While there apparently hasn’t ever been a presidential pardon for a son before now, we have had some other incidents that make the Hunter story look sort of second-rate.

Remember, for instance, Donald Trump’s pardon of Charles Kushner, father-in-law of Trump’s daughter Ivanka, after he pleaded guilty to a deeply, deeply disgusting crime involving the hiring of a prostitute to lure his brother-in-law into a motel so …

OK, not going into detail. You can read about it in the stories covering Trump’s announcement that he’s going to make Kushner the ambassador to France in his next administration.

Truly, compared with that, Biden’s decision to let his son off the hook for tax offenses and having lied about his drug use when buying a gun seems less shocking. At least he didn’t make Hunter ambassador to a major international ally.

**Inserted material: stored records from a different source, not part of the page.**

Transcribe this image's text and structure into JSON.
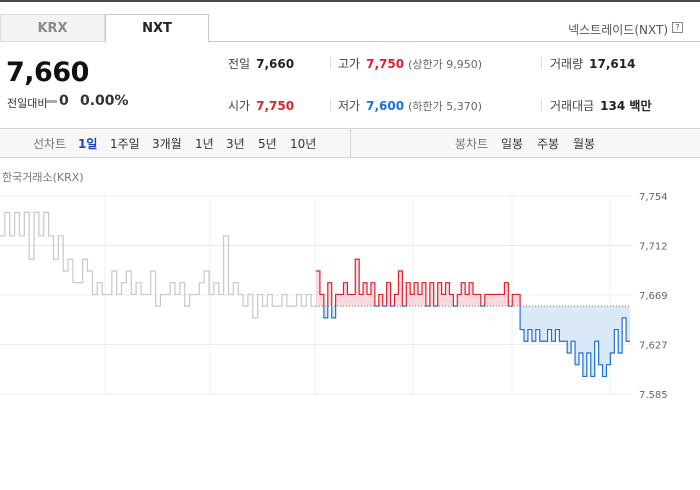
{
  "tabs": {
    "krx": "KRX",
    "nxt": "NXT"
  },
  "source_label": "넥스트레이드(NXT)",
  "help_icon": "?",
  "price": {
    "current": "7,660",
    "change_label": "전일대비",
    "change_value": "0",
    "change_rate": "0.00%"
  },
  "stats": {
    "prev_close_label": "전일",
    "prev_close": "7,660",
    "high_label": "고가",
    "high": "7,750",
    "upper_limit_label": "(상한가 9,950)",
    "volume_label": "거래량",
    "volume": "17,614",
    "open_label": "시가",
    "open": "7,750",
    "low_label": "저가",
    "low": "7,600",
    "lower_limit_label": "(하한가 5,370)",
    "amount_label": "거래대금",
    "amount": "134 백만"
  },
  "period": {
    "line_label": "선차트",
    "line_options": [
      "1일",
      "1주일",
      "3개월",
      "1년",
      "3년",
      "5년",
      "10년"
    ],
    "active": "1일",
    "candle_label": "봉차트",
    "candle_options": [
      "일봉",
      "주봉",
      "월봉"
    ]
  },
  "colors": {
    "up": "#e0202a",
    "down": "#1f6fd6",
    "active": "#1c46b8",
    "krx_line": "#c8c8c8"
  },
  "chart_data": {
    "type": "line",
    "title": "한국거래소(KRX)",
    "baseline": 7660,
    "ylim": [
      7585,
      7754
    ],
    "y_ticks": [
      "7,754",
      "7,712",
      "7,669",
      "7,627",
      "7,585"
    ],
    "grid": true,
    "series": [
      {
        "name": "KRX",
        "values": [
          7720,
          7740,
          7720,
          7740,
          7720,
          7740,
          7700,
          7740,
          7720,
          7740,
          7720,
          7700,
          7720,
          7690,
          7700,
          7680,
          7680,
          7700,
          7690,
          7670,
          7680,
          7670,
          7670,
          7690,
          7670,
          7680,
          7690,
          7670,
          7680,
          7670,
          7670,
          7690,
          7660,
          7670,
          7670,
          7680,
          7670,
          7680,
          7660,
          7670,
          7670,
          7680,
          7690,
          7670,
          7680,
          7670,
          7720,
          7670,
          7680,
          7670,
          7660,
          7670,
          7650,
          7670,
          7660,
          7670,
          7660,
          7660,
          7670,
          7660,
          7660,
          7670,
          7660,
          7670,
          7660,
          7660
        ]
      },
      {
        "name": "NXT",
        "values": [
          7690,
          7670,
          7650,
          7680,
          7650,
          7670,
          7670,
          7680,
          7670,
          7670,
          7700,
          7670,
          7680,
          7670,
          7680,
          7660,
          7670,
          7660,
          7680,
          7660,
          7670,
          7690,
          7660,
          7680,
          7670,
          7680,
          7670,
          7680,
          7660,
          7680,
          7660,
          7680,
          7670,
          7680,
          7670,
          7660,
          7670,
          7680,
          7670,
          7680,
          7670,
          7670,
          7660,
          7670,
          7670,
          7670,
          7670,
          7670,
          7680,
          7660,
          7670,
          7670,
          7640,
          7630,
          7640,
          7630,
          7640,
          7630,
          7630,
          7640,
          7630,
          7640,
          7630,
          7630,
          7620,
          7630,
          7610,
          7620,
          7600,
          7620,
          7600,
          7630,
          7610,
          7600,
          7610,
          7620,
          7640,
          7620,
          7650,
          7630,
          7630
        ]
      }
    ]
  }
}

The big problem with Biden’s badness is that he’d specifically promised never to pardon Hunter and that he blamed the about-face on “raw politics” that “led to a miscarriage of justice.”

Nobody believes that, Joe. If only you’d said: “Look, I know this is wrong, but I can’t stand the idea of my troubled son being shipped off to prison. Other parents will understand. I’d rather risk the stain on my reputation than let anything else happen to my boy.”

We’d have known it was wrong, but we’d at least have appreciated that it was true.